En esta dinámica, igual que el tradicionalismo católico entiende ciertas debilidades sexuales, hay que ser compresivos con las dinámicas de corrupción que han caracterizados algunos comportamientos políticos. No es que se trate de malas personas, es que tomaban para llevárselo a su casa o a su hotel aquello que consideraban de papá y mamá. Cuando las cosas se ponen difíciles, en nombre de su España, nada más lógico que tocar la cacerola.
¿Y qué puede hacer la otra parte de España, la que no está acostumbrada a utilizar la bandera como negocio particular o como arma arrojadiza contra la cabeza de un compatriota? Mi amor a España tiene que ver con Galdós, García Lorca, María Zambrano o Max Aub. Cada vez que citaba en esta columna "al viejo Max", me escribía su hija Elena para darme un abrazo. Hoy no podrá escribirme, se nos murió el jueves a los 90 años, después de una vida de exilios, regresos, cultura y luchas por España y la democracia.
En estos tiempos tristes, para consolarme de la crispación manipulada y atender a la verdad humana de las pérdidas, he establecido una larga conversación con Galdós. En un Episodio Nacional de la segunda serie, Memorias de un cortesano, cuenta la atmósfera de corrupción generalizada que se desató en Madrid en 1814 cuando los absolutistas dieron su primer grito de muera la libertad y la inteligenciaMemorias de un cortesano y acabaron con la Constitución de 1812. El reparto de cargos, negocios, estafas y ruinas se extendió con impunidad, hundiendo para mucho tiempo el futuro del país. La sagrada bandera importaba menos que quedarse con unas tierras o condenar al exilio a alguien para que un familiar pudiese ocupar su cargo y su hacienda.
Ver másLa necesaria dignidad de la política
En medio de este panorama aparece Gabriel Araceli, protagonista de la primera serie de los Episodios, y hace un breve análisis de futuro. Los liberales y constitucionalistas que habían llegado al poder con voluntad tolerante y democrática, después de sufrir la indigna bajeza de los absolutistas, se cargaron de odio, empezando a actuar de manera desquiciada en 1820. Se pregunta y responde Gabriel: "¿Qué les impulsaba en 1812? La ley. ¿Y en 1820? La venganza".

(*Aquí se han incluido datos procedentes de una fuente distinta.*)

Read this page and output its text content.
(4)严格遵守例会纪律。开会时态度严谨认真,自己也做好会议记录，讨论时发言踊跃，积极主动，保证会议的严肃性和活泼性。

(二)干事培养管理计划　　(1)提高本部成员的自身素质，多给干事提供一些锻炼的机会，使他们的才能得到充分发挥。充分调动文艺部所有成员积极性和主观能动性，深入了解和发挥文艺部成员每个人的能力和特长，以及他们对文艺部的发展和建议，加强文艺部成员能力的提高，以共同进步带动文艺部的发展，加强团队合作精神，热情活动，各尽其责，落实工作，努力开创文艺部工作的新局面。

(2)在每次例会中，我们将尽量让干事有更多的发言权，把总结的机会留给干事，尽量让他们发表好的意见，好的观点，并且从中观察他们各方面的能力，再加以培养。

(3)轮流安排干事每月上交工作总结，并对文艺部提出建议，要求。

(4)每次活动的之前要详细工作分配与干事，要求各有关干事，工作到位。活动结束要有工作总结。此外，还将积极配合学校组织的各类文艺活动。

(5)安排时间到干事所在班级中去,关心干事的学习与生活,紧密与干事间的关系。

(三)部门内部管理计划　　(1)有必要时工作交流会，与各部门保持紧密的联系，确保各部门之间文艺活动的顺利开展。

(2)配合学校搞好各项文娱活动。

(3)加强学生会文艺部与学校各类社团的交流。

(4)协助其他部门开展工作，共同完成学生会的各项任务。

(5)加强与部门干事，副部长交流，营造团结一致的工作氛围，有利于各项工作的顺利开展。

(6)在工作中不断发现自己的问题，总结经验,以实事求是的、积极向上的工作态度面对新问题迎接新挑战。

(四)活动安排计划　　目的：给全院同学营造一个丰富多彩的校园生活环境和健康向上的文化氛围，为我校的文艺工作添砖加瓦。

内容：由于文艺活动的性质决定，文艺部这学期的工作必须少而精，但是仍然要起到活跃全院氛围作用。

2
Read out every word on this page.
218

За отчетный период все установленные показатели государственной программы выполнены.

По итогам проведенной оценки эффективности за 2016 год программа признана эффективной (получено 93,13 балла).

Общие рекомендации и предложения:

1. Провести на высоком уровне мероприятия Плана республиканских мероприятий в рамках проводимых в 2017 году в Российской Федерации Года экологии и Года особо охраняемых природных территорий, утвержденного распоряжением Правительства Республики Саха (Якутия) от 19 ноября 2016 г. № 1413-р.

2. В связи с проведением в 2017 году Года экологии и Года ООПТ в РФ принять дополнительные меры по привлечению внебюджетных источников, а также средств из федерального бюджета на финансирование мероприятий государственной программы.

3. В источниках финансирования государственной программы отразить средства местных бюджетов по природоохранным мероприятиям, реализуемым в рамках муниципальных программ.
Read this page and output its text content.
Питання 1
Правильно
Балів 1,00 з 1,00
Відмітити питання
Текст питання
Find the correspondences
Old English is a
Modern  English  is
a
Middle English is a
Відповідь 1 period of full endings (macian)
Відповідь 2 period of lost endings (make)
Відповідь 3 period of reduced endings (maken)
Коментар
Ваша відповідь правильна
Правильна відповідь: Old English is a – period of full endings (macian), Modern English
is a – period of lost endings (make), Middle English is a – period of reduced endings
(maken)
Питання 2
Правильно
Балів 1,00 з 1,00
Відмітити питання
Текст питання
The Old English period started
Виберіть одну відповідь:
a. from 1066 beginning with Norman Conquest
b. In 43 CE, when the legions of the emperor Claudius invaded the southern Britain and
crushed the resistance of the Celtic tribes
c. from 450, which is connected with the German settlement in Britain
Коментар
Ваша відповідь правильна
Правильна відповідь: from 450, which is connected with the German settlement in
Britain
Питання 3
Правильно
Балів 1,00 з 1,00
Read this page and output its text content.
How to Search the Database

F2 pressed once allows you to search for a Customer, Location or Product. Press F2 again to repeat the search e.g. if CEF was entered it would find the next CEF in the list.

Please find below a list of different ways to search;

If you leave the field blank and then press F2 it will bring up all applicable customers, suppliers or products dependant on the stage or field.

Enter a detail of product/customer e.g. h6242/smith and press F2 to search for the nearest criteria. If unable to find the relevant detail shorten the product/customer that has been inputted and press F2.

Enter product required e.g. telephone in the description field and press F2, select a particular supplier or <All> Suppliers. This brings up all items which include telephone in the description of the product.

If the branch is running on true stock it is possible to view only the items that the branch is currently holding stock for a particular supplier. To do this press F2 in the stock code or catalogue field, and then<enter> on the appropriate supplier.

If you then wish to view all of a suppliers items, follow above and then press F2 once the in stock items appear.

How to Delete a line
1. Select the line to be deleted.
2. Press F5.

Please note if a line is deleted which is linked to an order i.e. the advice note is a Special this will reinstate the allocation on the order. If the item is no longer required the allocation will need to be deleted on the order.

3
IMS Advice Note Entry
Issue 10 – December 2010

No voy a entrar aquí en las complejas meditaciones galdosianas sobre la clase media, el liberalismo, la nación, las mentalidades reaccionarias y las mezquindades políticas. Tampoco me voy a detener en figuras como la del viejo don Elías de La fontana de oro, que se dedicaba a repartir entre la plebe mentiras y dinero para provocar disturbios que favoreciesen la vuelta del absolutismo. Simplemente quiero recordarme las viejas historias de Galdós para calmar los arrebatos de indignación cada vez que veo a los facciosos manipular una epidemia y olvidar de manera tan insolidaria los riesgo nacionales, disfrazándose de perseguidos políticos para pedir libertad y declarar su vocación constitucionalista.
Mejor defender la ley que caer en los instintos de venganza. Y dejemos que se entretengan y pidan libertad ya que ahora no consiguen que el pueblo salga a la calle para gritar su vivan las cadenas.
Si hablamos sólo de política y dejamos a un lado la seria amenaza que suponen para la lucha contra la epidemia, las concentraciones en el barrio de Salamanca son una curiosidad tranquilizadora. Hasta tienen su gracia. Que se reúnan personas adineradas y pijos de baba para pedir libertad, animados por políticos herederos de la dictadura franquista, es un homenaje a los esperpentos de Valle-Inclán y un acto de soberbia impotente. La criada con cofia entra en la sala y anuncia: señores, son las nueve, es la hora de la protesta. La tragedia se convierte en farsa. Parece que todas las campañas para extender el odio entre las mayorías populares están fracasando. Por eso son llamados a filas los familiares más impresionables de las élites para que le den a la cacerola y defiendan sus derechos democráticos y su libertad de manifestación.